Senada dengan komentar sebelumnya, kemunculan istilah 'sleepover date' menurut Sari bisa merujuk pada aktivitas seks bebas. Dengan istilah tersebut, kesan vulgar pada perilaku seks bebas bisa dikaburkan. Ia khawatir, jika istilah tersebut semakin marak digunakan, perilaku seks bebas ikut semakin ternormalisasi.

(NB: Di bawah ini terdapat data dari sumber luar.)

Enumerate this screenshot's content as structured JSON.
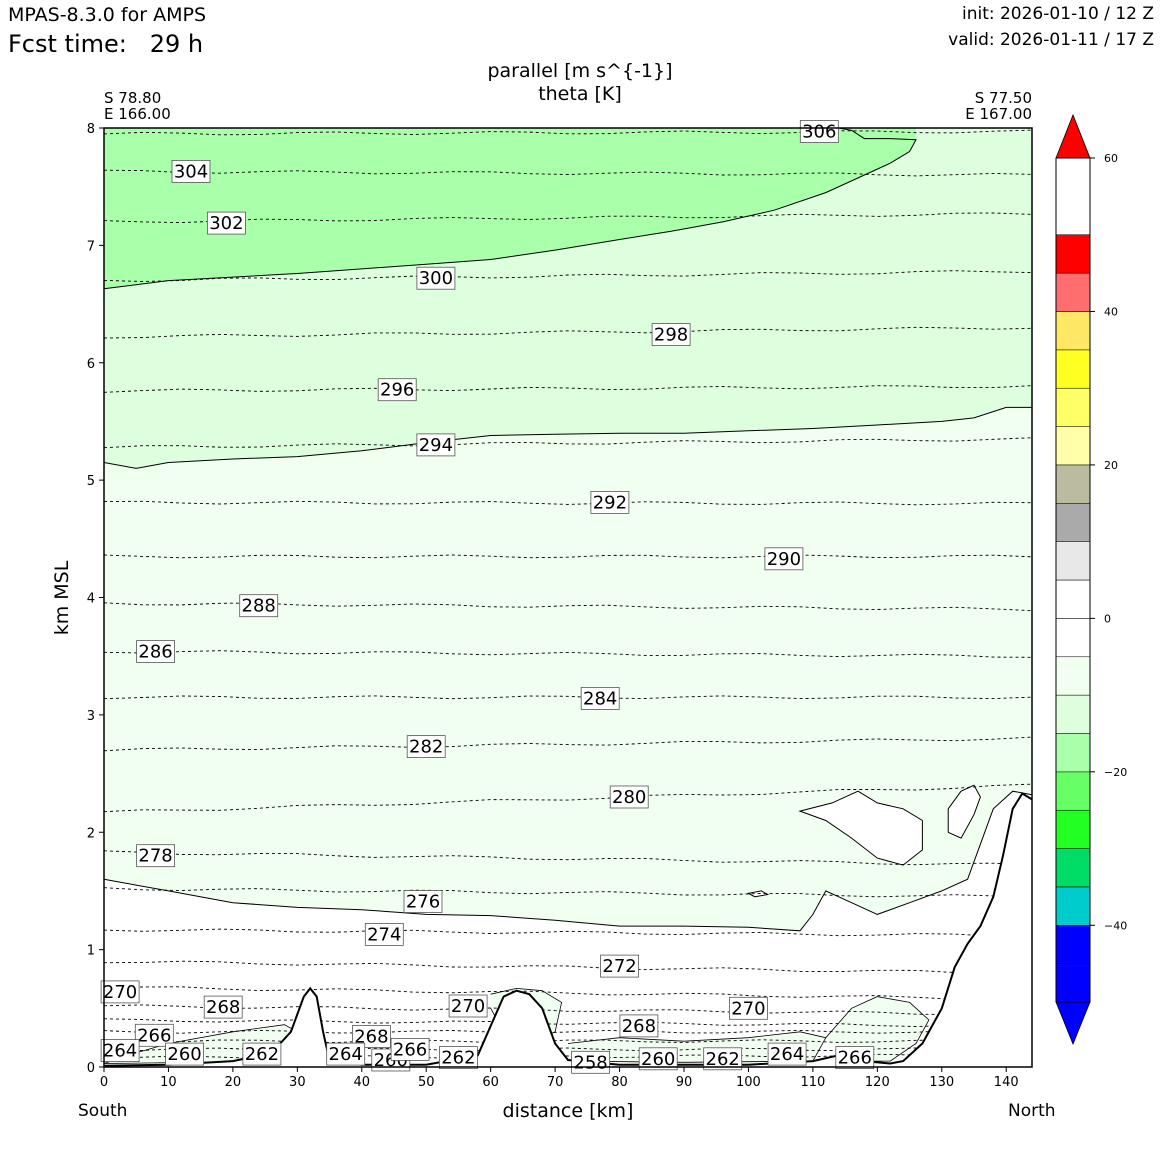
{
  "header": {
    "model": "MPAS-8.3.0 for AMPS",
    "fcst_label": "Fcst time:",
    "fcst_value": "29 h",
    "init": "init: 2026-01-10 / 12 Z",
    "valid": "valid: 2026-01-11 / 17 Z"
  },
  "chart_data": {
    "type": "contour",
    "title_line1": "parallel [m s^{-1}]",
    "title_line2": "theta [K]",
    "left_corner": [
      "S 78.80",
      "E 166.00"
    ],
    "right_corner": [
      "S 77.50",
      "E 167.00"
    ],
    "xlabel": "distance [km]",
    "ylabel": "km MSL",
    "x_left_label": "South",
    "x_right_label": "North",
    "xlim": [
      0,
      144
    ],
    "ylim": [
      0,
      8
    ],
    "xticks": [
      0,
      10,
      20,
      30,
      40,
      50,
      60,
      70,
      80,
      90,
      100,
      110,
      120,
      130,
      140
    ],
    "yticks": [
      0,
      1,
      2,
      3,
      4,
      5,
      6,
      7,
      8
    ],
    "theta_labels": [
      {
        "text": "306",
        "x": 111,
        "y": 7.97
      },
      {
        "text": "304",
        "x": 13.5,
        "y": 7.63
      },
      {
        "text": "302",
        "x": 19,
        "y": 7.19
      },
      {
        "text": "300",
        "x": 51.5,
        "y": 6.72
      },
      {
        "text": "298",
        "x": 88,
        "y": 6.24
      },
      {
        "text": "296",
        "x": 45.5,
        "y": 5.77
      },
      {
        "text": "294",
        "x": 51.5,
        "y": 5.3
      },
      {
        "text": "292",
        "x": 78.5,
        "y": 4.81
      },
      {
        "text": "290",
        "x": 105.5,
        "y": 4.33
      },
      {
        "text": "288",
        "x": 24,
        "y": 3.93
      },
      {
        "text": "286",
        "x": 8,
        "y": 3.54
      },
      {
        "text": "284",
        "x": 77,
        "y": 3.14
      },
      {
        "text": "282",
        "x": 50,
        "y": 2.73
      },
      {
        "text": "280",
        "x": 81.5,
        "y": 2.3
      },
      {
        "text": "278",
        "x": 8,
        "y": 1.8
      },
      {
        "text": "276",
        "x": 49.5,
        "y": 1.41
      },
      {
        "text": "274",
        "x": 43.5,
        "y": 1.13
      },
      {
        "text": "272",
        "x": 80,
        "y": 0.86
      },
      {
        "text": "270",
        "x": 2.5,
        "y": 0.64
      },
      {
        "text": "268",
        "x": 18.5,
        "y": 0.51
      },
      {
        "text": "270",
        "x": 56.5,
        "y": 0.52
      },
      {
        "text": "270",
        "x": 100,
        "y": 0.5
      },
      {
        "text": "268",
        "x": 83,
        "y": 0.35
      },
      {
        "text": "268",
        "x": 41.5,
        "y": 0.26
      },
      {
        "text": "266",
        "x": 7.8,
        "y": 0.27
      },
      {
        "text": "264",
        "x": 2.5,
        "y": 0.14
      },
      {
        "text": "260",
        "x": 12.5,
        "y": 0.11
      },
      {
        "text": "262",
        "x": 24.5,
        "y": 0.11
      },
      {
        "text": "264",
        "x": 37.5,
        "y": 0.11
      },
      {
        "text": "260",
        "x": 44.5,
        "y": 0.06
      },
      {
        "text": "266",
        "x": 47.5,
        "y": 0.15
      },
      {
        "text": "262",
        "x": 55,
        "y": 0.08
      },
      {
        "text": "258",
        "x": 75.5,
        "y": 0.04
      },
      {
        "text": "260",
        "x": 86,
        "y": 0.07
      },
      {
        "text": "262",
        "x": 96,
        "y": 0.07
      },
      {
        "text": "264",
        "x": 106,
        "y": 0.11
      },
      {
        "text": "266",
        "x": 116.5,
        "y": 0.08
      }
    ],
    "colorbar": {
      "range": [
        -50,
        60
      ],
      "levels": [
        -50,
        -45,
        -40,
        -35,
        -30,
        -25,
        -20,
        -15,
        -10,
        -5,
        0,
        5,
        10,
        15,
        20,
        25,
        30,
        35,
        40,
        45,
        50,
        55,
        60
      ],
      "colors": [
        "#0000ff",
        "#0000ff",
        "#00cccc",
        "#00dd66",
        "#22ff22",
        "#66ff66",
        "#aaffaa",
        "#ddffdd",
        "#f0fff0",
        "#ffffff",
        "#ffffff",
        "#e8e8e8",
        "#aaaaaa",
        "#bbbba0",
        "#ffffaa",
        "#ffff66",
        "#ffff22",
        "#ffe866",
        "#ff6e6e",
        "#ff0000"
      ],
      "under_color": "#0000ff",
      "over_color": "#ff0000",
      "ticks": [
        -40,
        -20,
        0,
        20,
        40,
        60
      ],
      "tick_labels": [
        "−40",
        "−20",
        "0",
        "20",
        "40",
        "60"
      ]
    }
  }
}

"Memang dari kata-katanya sendiri pun, ini orang sudah bisa menyimpulkan arahnya ke sana. Tapi yang menjadi saya khawatir kalau dari sudut pandang psikologi, ini seolah-olah nanti istilah yang lebih mudah dikatakan. Semakin mudah dikatakan, menjadi normalisasi seolah-olah ini adalah hal yang normal, hal yang wajar, baik-baik saja," terangnya.
NEXT PAGE: Risiko fisik dan mental
Menurut Sari, bagaimana pun bentuknya, perilaku seks bebas bisa berimbas pada fisik hingga mental. Hal ini dapat berdampak pada keberhargaan diri dan risiko secara sosial.
"Padahal, untuk hal yang berisiko ini disayangkan sekali. Untuk hal-hal berisiko, yang sifatnya bisa merugikan baik secara fisik maupun mental, ini seharusnya jangan dinormalisasi," imbuh Sari.
"Risiko fisik itu pasti dampaknya besar sekali terhadap psikologi. Keberhargaan diri, kemudian risiko dia secara sosial, aktualisasi dirinya di hal-hal lain, itu menjadi fokusnya kurang karena terlalu asyik dengan hal-hal yang seperti ini. Jadi fisik dan psikologis tentu dampaknya besar," sambungnya.
Bikin Sulit Berkomitmen
Selain itu, perilaku seks bebas dengan titel 'Sleepover Date' berisiko memicu turunnya keberhargaan diri dan keberanian untuk berkomitmen dalam hubungan.
"Selain keberhargaan diri, keberanian untuk berkomitmen, kejujuran terhadap orang lain atau keluarga, ini semakin lama akan semakin terkikis dengan kebiasaan-kebiasaan seperti ini. Menghargai komitmen, keseriusan, dan lain-lain juga akan berkurang karena pemikirannya adalah hanya ke arah situ," pungkasnya.